Until the early 1990s, it was widely believed that all weaning methods were equally effective, and the physician's judgment was regarded as the critical determinant. But the results of randomized, controlled trials clearly indicate that the period of weaning is as much as three times as long with intermittent mandatory ventilation as with trials of spontaneous breathing. In a study involving patients with respiratory difficulties on weaning, trials of spontaneous breathing halved the weaning time as compared with pressure support; in another study, the weaning time was similar with the two methods. Performing trials of spontaneous breathing once a day is as effective as performing such trials several times a day but much simpler. In a recent study, half-hour trials of spontaneous breathing were as effective as two-hour trials. However, this study involved all patients being considered for weaning, not just those for whom there were difficulties with weaning.
A two-stage approach to weaning — systematic measurement of predictors, including f/VT , followed by a single daily trial of spontaneous breathing — was compared with conventional management in a randomized trial. Although the patients assigned to the two-stage approach were sicker than those assigned to conventional weaning, they were weaned twice as rapidly. The rate of complications and the costs of intensive care were also lower with two-stage management than with conventional management.
When patients can sustain spontaneous ventilation without undue discomfort, they are extubated. About 10 to 20 percent of such patients require reintubation. Mortality among patients who require reintubation is more than six times as high as mortality among patients who can tolerate extubation. The reason for the higher mortality is unknown; it is not clearly related to the development of new problems after extubation or to complications of reinserting the tube. Indeed, the need for reintubation may simply be a marker of a more severe underlying illness.
In a controlled trial involving patients who could not sustain spontaneous ventilation, the patients who were extubated and then received noninvasive ventilation through a face mask had a shorter mean overall period of ventilatory support (10.2 days) than those who remained intubated and were weaned by decreasing pressure support (16.6 days). Although this result is promising, it is not clear how many such patients or which ones could benefit from this approach.

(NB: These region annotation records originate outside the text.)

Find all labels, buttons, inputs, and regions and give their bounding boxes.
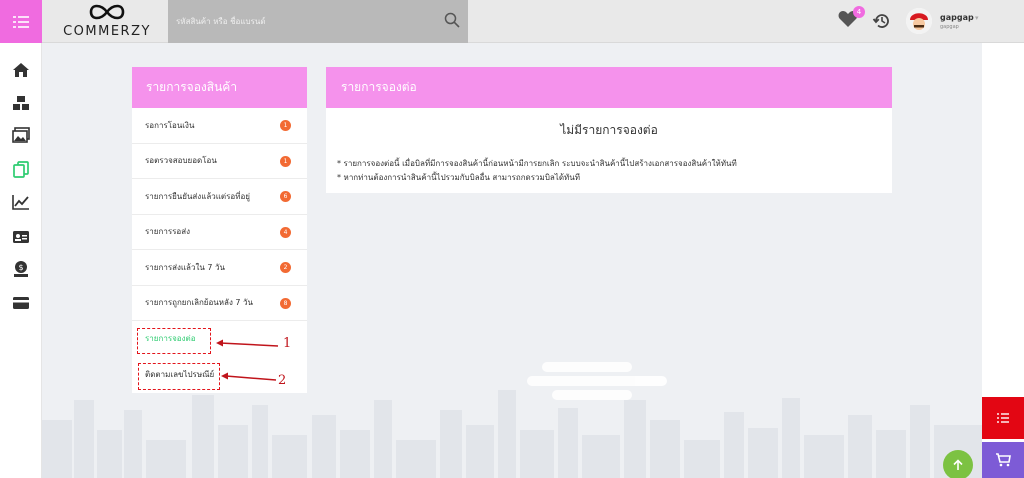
nav-item-cancelled-7-days[interactable]: รายการถูกยกเลิกย้อนหลัง 7 วัน 8 bbox=[132, 286, 307, 321]
nav-item-label: รายการส่งแล้วใน 7 วัน bbox=[145, 262, 225, 272]
nav-item-shipped-7-days[interactable]: รายการส่งแล้วใน 7 วัน 2 bbox=[132, 250, 307, 286]
empty-state-message: ไม่มีรายการจองต่อ bbox=[560, 123, 658, 137]
rail-finance[interactable]: $ bbox=[10, 258, 32, 280]
chart-icon bbox=[12, 195, 29, 210]
infinity-logo-icon bbox=[89, 4, 125, 20]
cart-button[interactable] bbox=[982, 442, 1024, 478]
arrow-up-icon bbox=[953, 459, 963, 470]
nav-item-awaiting-shipment[interactable]: รายการรอส่ง 4 bbox=[132, 215, 307, 250]
nav-item-label: รายการรอส่ง bbox=[145, 227, 190, 237]
rail-gallery[interactable] bbox=[10, 124, 32, 146]
nav-item-confirmed-awaiting-address[interactable]: รายการยืนยันส่งแล้วแต่รอที่อยู่ 6 bbox=[132, 179, 307, 215]
rail-reports[interactable] bbox=[10, 191, 32, 213]
rail-home[interactable] bbox=[10, 59, 32, 81]
search-input[interactable] bbox=[168, 0, 430, 43]
chevron-down-icon[interactable]: ▾ bbox=[975, 14, 979, 22]
home-icon bbox=[13, 63, 29, 77]
svg-text:$: $ bbox=[18, 263, 23, 272]
nav-item-verify-transfer[interactable]: รอตรวจสอบยอดโอน 1 bbox=[132, 144, 307, 179]
user-avatar[interactable] bbox=[906, 8, 932, 34]
nav-item-label: รายการยืนยันส่งแล้วแต่รอที่อยู่ bbox=[145, 191, 250, 201]
menu-icon bbox=[13, 15, 29, 28]
nav-item-label: รอตรวจสอบยอดโอน bbox=[145, 156, 217, 166]
cart-icon bbox=[996, 453, 1011, 467]
main-menu-button[interactable] bbox=[0, 0, 42, 43]
booking-menu-title: รายการจองสินค้า bbox=[132, 67, 307, 108]
top-bar: COMMERZY 4 gapgap gapgap ▾ bbox=[0, 0, 1024, 43]
count-badge: 4 bbox=[280, 226, 291, 238]
rail-inventory[interactable] bbox=[10, 92, 32, 114]
right-menu-button[interactable] bbox=[982, 397, 1024, 439]
rail-payment[interactable] bbox=[10, 292, 32, 314]
count-badge: 1 bbox=[280, 155, 291, 167]
search-icon[interactable] bbox=[444, 12, 460, 28]
avatar-image bbox=[906, 8, 932, 34]
count-badge: 1 bbox=[280, 120, 291, 131]
continue-booking-panel: รายการจองต่อ ไม่มีรายการจองต่อ * รายการจ… bbox=[326, 67, 892, 193]
user-subtitle: gapgap bbox=[940, 24, 959, 30]
nav-item-label: รายการถูกยกเลิกย้อนหลัง 7 วัน bbox=[145, 298, 253, 308]
boxes-icon bbox=[13, 96, 29, 110]
annotation-number-2: 2 bbox=[278, 373, 287, 388]
rail-members[interactable] bbox=[10, 226, 32, 248]
nav-item-awaiting-payment[interactable]: รอการโอนเงิน 1 bbox=[132, 108, 307, 144]
left-nav-rail: $ bbox=[0, 43, 42, 478]
info-note-2: * หากท่านต้องการนำสินค้านี้ไปรวมกับบิลอื… bbox=[337, 173, 581, 182]
continue-booking-title: รายการจองต่อ bbox=[326, 67, 892, 108]
rail-orders[interactable] bbox=[10, 158, 32, 180]
scroll-to-top-button[interactable] bbox=[943, 450, 973, 478]
count-badge: 6 bbox=[280, 191, 291, 202]
copy-icon bbox=[13, 160, 29, 178]
search-bar bbox=[168, 0, 468, 43]
annotation-number-1: 1 bbox=[283, 336, 292, 351]
credit-card-icon bbox=[13, 297, 29, 309]
highlight-box-track-postal bbox=[138, 363, 220, 390]
money-icon: $ bbox=[14, 261, 28, 277]
count-badge: 2 bbox=[280, 262, 291, 273]
user-name[interactable]: gapgap bbox=[940, 13, 974, 22]
info-note-1: * รายการจองต่อนี้ เมื่อบิลที่มีการจองสิน… bbox=[337, 159, 737, 168]
nav-item-label: รอการโอนเงิน bbox=[145, 120, 195, 130]
count-badge: 8 bbox=[280, 297, 291, 309]
id-card-icon bbox=[13, 231, 29, 243]
gallery-icon bbox=[12, 127, 30, 143]
highlight-box-continue-booking bbox=[137, 328, 211, 354]
list-menu-icon bbox=[997, 413, 1009, 423]
history-icon[interactable] bbox=[872, 11, 892, 31]
commerzy-logo[interactable]: COMMERZY bbox=[52, 2, 162, 42]
logo-text: COMMERZY bbox=[63, 24, 151, 39]
favorites-count-badge: 4 bbox=[853, 6, 865, 18]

Other Approaches to Mechanical Ventilation

Noninvasive ventilation, an approach that is becoming more widespread, was reviewed in the Journal in 1997. Two new approaches under investigation are liquid ventilation and proportional-assist ventilation; they have not yet been approved for general clinical use.

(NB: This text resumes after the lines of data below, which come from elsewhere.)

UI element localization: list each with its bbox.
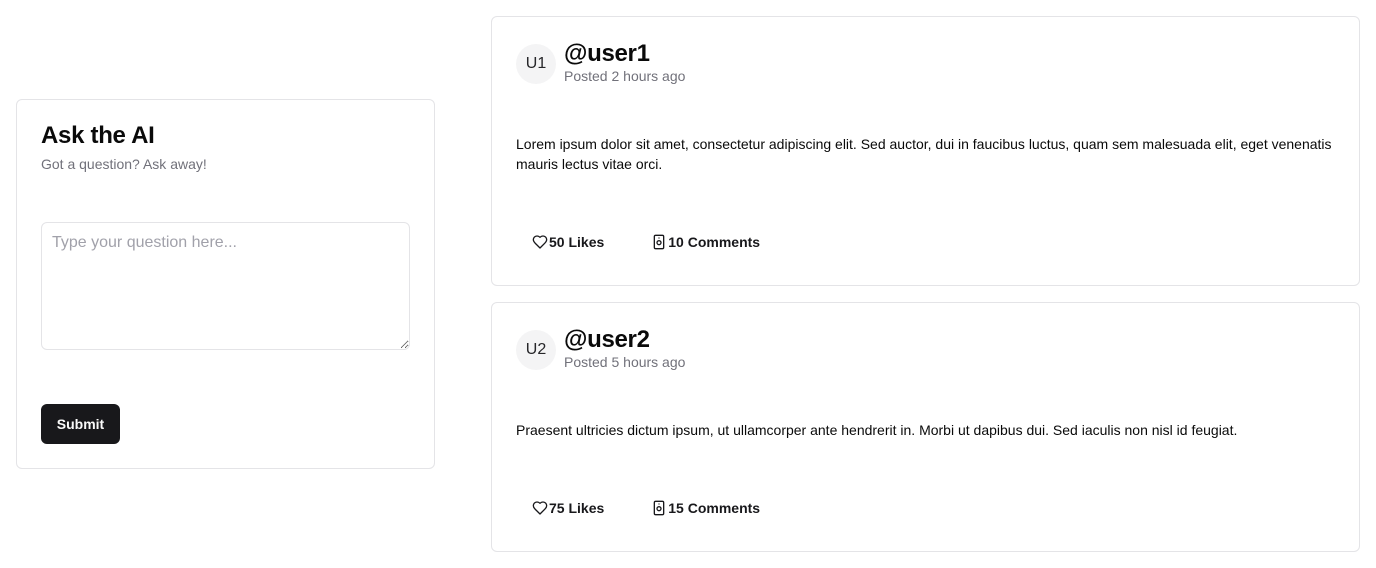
comment-button[interactable]: 15 Comments xyxy=(635,492,776,524)
post-actions: 50 Likes 10 Comments xyxy=(516,226,776,258)
like-count-label: 50 Likes xyxy=(549,234,605,250)
submit-button[interactable]: Submit xyxy=(41,404,120,444)
post-timestamp: Posted 2 hours ago xyxy=(564,68,686,84)
post-body: Praesent ultricies dictum ipsum, ut ulla… xyxy=(516,422,1238,438)
avatar-initials: U2 xyxy=(525,341,547,358)
like-button[interactable]: 50 Likes xyxy=(516,226,620,258)
post-card: U2 @user2 Posted 5 hours ago Praesent ul… xyxy=(491,302,1360,552)
comment-button[interactable]: 10 Comments xyxy=(635,226,776,258)
page: Ask the AI Got a question? Ask away! Sub… xyxy=(0,0,1376,568)
post-timestamp: Posted 5 hours ago xyxy=(564,354,686,370)
ask-ai-subtitle: Got a question? Ask away! xyxy=(41,156,207,172)
avatar[interactable]: U1 xyxy=(516,44,556,84)
ask-ai-title: Ask the AI xyxy=(41,122,155,149)
post-body: Lorem ipsum dolor sit amet, consectetur … xyxy=(516,136,1332,172)
comment-icon xyxy=(651,500,667,516)
question-input[interactable] xyxy=(41,222,410,350)
comment-count-label: 10 Comments xyxy=(668,234,761,250)
post-username[interactable]: @user1 xyxy=(564,40,650,68)
like-button[interactable]: 75 Likes xyxy=(516,492,620,524)
avatar[interactable]: U2 xyxy=(516,330,556,370)
post-actions: 75 Likes 15 Comments xyxy=(516,492,776,524)
avatar-initials: U1 xyxy=(525,55,547,72)
comment-icon xyxy=(651,234,667,250)
post-card: U1 @user1 Posted 2 hours ago Lorem ipsum… xyxy=(491,16,1360,286)
heart-icon xyxy=(532,234,548,250)
like-count-label: 75 Likes xyxy=(549,500,605,516)
heart-icon xyxy=(532,500,548,516)
post-username[interactable]: @user2 xyxy=(564,326,650,354)
comment-count-label: 15 Comments xyxy=(668,500,761,516)
ask-ai-card: Ask the AI Got a question? Ask away! Sub… xyxy=(16,99,435,469)
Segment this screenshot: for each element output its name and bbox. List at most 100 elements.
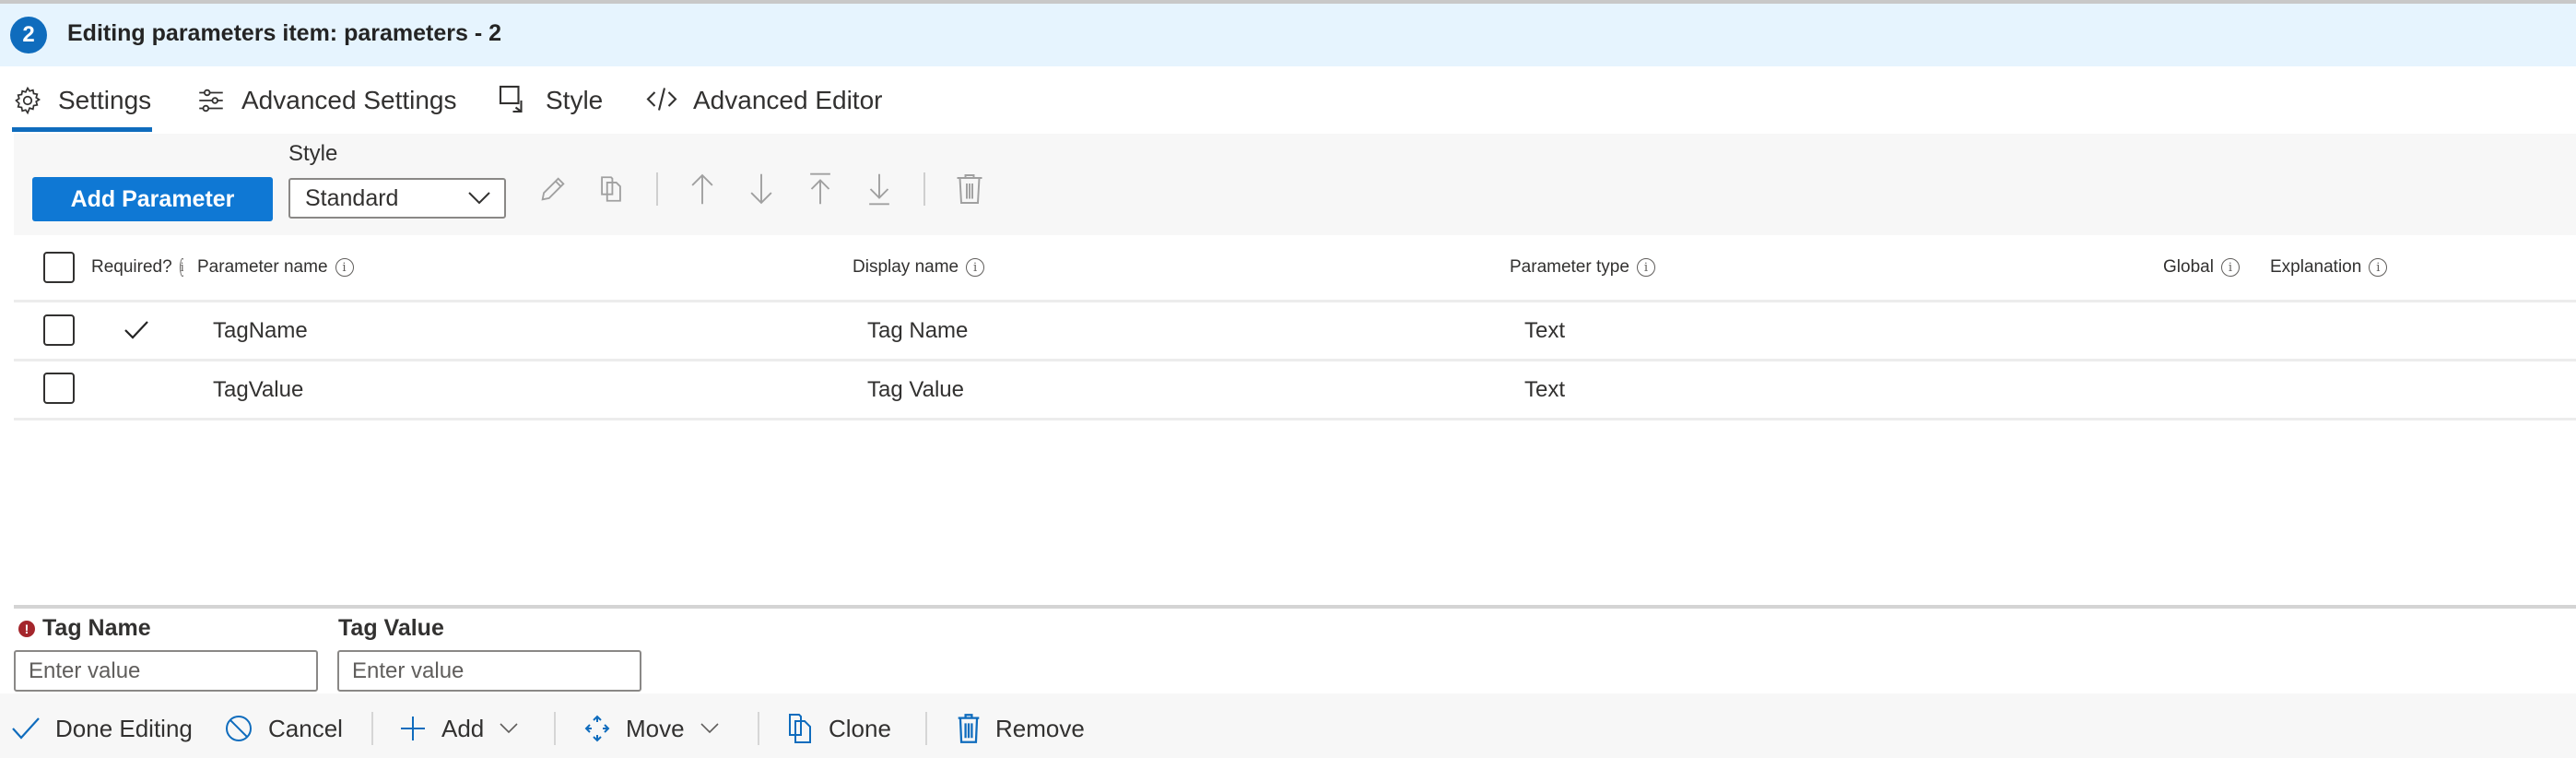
move-to-bottom-icon [869, 173, 889, 206]
footer-separator [758, 712, 759, 745]
chevron-down-icon [700, 723, 719, 734]
style-dropdown[interactable]: Standard [288, 178, 506, 219]
table-row[interactable]: TagValue Tag Value Text [14, 361, 2576, 417]
move-down-button[interactable] [741, 169, 782, 209]
style-icon [499, 85, 523, 113]
clone-button[interactable]: Clone [788, 708, 891, 749]
chevron-down-icon [500, 723, 518, 734]
trash-icon [958, 714, 980, 743]
code-icon [646, 88, 677, 111]
cancel-label: Cancel [268, 714, 343, 742]
column-header-required: Required? i [91, 249, 183, 286]
tab-advanced-settings-label: Advanced Settings [241, 86, 457, 114]
move-up-icon [691, 173, 713, 205]
info-icon[interactable]: i [2369, 258, 2388, 277]
plus-icon [401, 717, 425, 740]
cancel-button[interactable]: Cancel [224, 708, 343, 749]
column-header-explanation: Explanation i [2270, 249, 2388, 286]
column-header-global: Global i [2163, 249, 2240, 286]
move-button[interactable]: Move [583, 708, 735, 749]
cancel-icon [226, 716, 252, 741]
move-label: Move [626, 714, 685, 742]
footer-separator [371, 712, 373, 745]
error-icon: ! [18, 620, 35, 637]
edit-footer [0, 693, 2576, 758]
tag-value-input[interactable] [337, 650, 641, 692]
table-row[interactable]: TagName Tag Name Text [14, 302, 2576, 358]
info-icon[interactable]: i [2220, 258, 2240, 277]
delete-icon [957, 174, 982, 204]
move-down-icon [750, 173, 772, 205]
active-tab-indicator [12, 127, 152, 132]
column-header-parameter-name: Parameter name i [197, 249, 354, 286]
edit-icon [541, 177, 565, 201]
row-divider [14, 418, 2576, 420]
tag-name-input[interactable] [14, 650, 318, 692]
style-dropdown-value: Standard [305, 184, 399, 211]
info-icon[interactable]: i [179, 258, 183, 277]
add-parameter-button[interactable]: Add Parameter [32, 177, 273, 221]
info-icon[interactable]: i [1636, 258, 1655, 277]
toolbar-separator [923, 172, 925, 206]
tab-advanced-settings[interactable]: Advanced Settings [195, 79, 457, 122]
remove-button[interactable]: Remove [957, 708, 1085, 749]
select-all-checkbox[interactable] [43, 252, 75, 283]
clone-label: Clone [829, 714, 891, 742]
step-badge: 2 [10, 17, 47, 53]
sliders-icon [199, 89, 223, 113]
edit-button[interactable] [533, 169, 573, 209]
done-editing-button[interactable]: Done Editing [11, 708, 193, 749]
info-icon[interactable]: i [335, 258, 354, 277]
tag-value-label: Tag Value [338, 615, 444, 642]
tab-settings-label: Settings [58, 86, 152, 114]
tab-settings[interactable]: Settings [12, 79, 151, 122]
parameter-type-cell: Text [1524, 318, 1566, 343]
add-button[interactable]: Add [399, 708, 534, 749]
page-title: Editing parameters item: parameters - 2 [67, 20, 501, 46]
column-header-explanation-label: Explanation [2270, 257, 2362, 277]
done-editing-label: Done Editing [55, 714, 193, 742]
tag-name-label: ! Tag Name [18, 615, 151, 642]
display-name-cell: Tag Name [867, 318, 969, 343]
column-header-global-label: Global [2163, 257, 2214, 277]
preview-divider [14, 605, 2576, 609]
footer-separator [925, 712, 927, 745]
chevron-down-icon [468, 192, 490, 205]
copy-icon [601, 176, 621, 202]
tag-name-label-text: Tag Name [42, 615, 151, 641]
copy-button[interactable] [591, 169, 631, 209]
parameter-type-cell: Text [1524, 377, 1566, 402]
column-header-parameter-type-label: Parameter type [1510, 257, 1629, 277]
parameter-name-cell: TagName [213, 318, 308, 343]
toolbar-separator [656, 172, 658, 206]
checkmark-icon [12, 717, 40, 740]
move-icon [584, 715, 610, 742]
footer-separator [554, 712, 556, 745]
tab-style[interactable]: Style [498, 79, 603, 122]
gear-icon [15, 86, 41, 115]
tab-advanced-editor[interactable]: Advanced Editor [645, 79, 882, 122]
column-header-display-name: Display name i [853, 249, 985, 286]
column-header-parameter-type: Parameter type i [1510, 249, 1655, 286]
info-icon[interactable]: i [966, 258, 985, 277]
tab-style-label: Style [546, 86, 604, 114]
move-to-bottom-button[interactable] [859, 169, 900, 209]
column-header-display-name-label: Display name [853, 257, 959, 277]
row-checkbox[interactable] [43, 373, 75, 404]
remove-label: Remove [995, 714, 1085, 742]
clone-icon [789, 714, 811, 743]
column-header-required-label: Required? [91, 257, 172, 277]
display-name-cell: Tag Value [867, 377, 964, 402]
tab-advanced-editor-label: Advanced Editor [693, 86, 883, 114]
parameter-name-cell: TagValue [213, 377, 304, 402]
move-to-top-button[interactable] [800, 169, 841, 209]
column-header-parameter-name-label: Parameter name [197, 257, 328, 277]
move-to-top-icon [810, 172, 830, 205]
tag-value-label-text: Tag Value [338, 615, 444, 641]
add-label: Add [441, 714, 485, 742]
style-label: Style [288, 141, 338, 166]
required-check-icon [124, 321, 148, 339]
row-checkbox[interactable] [43, 314, 75, 346]
delete-button[interactable] [949, 169, 990, 209]
move-up-button[interactable] [682, 169, 723, 209]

Since my previous overview of mechanical ventilation in the Journal, we have gained a better understanding of the pathophysiology associated with unsuccessful weaning and have learned how to wean patients more efficiently. We have also learned how ventilator settings influence survival in patients with the acute respiratory distress syndrome. Less progress has been made in determining how the ventilator can best be used to achieve maximal respiratory-muscle rest, which is the most common reason for providing mechanical ventilation. Although further research may lead to unexpected new insights, an important challenge for researchers is to identify elements of our current knowledge that can be incorporated into a clinical management scheme to improve the outcome for patients who require ventilatory assistance.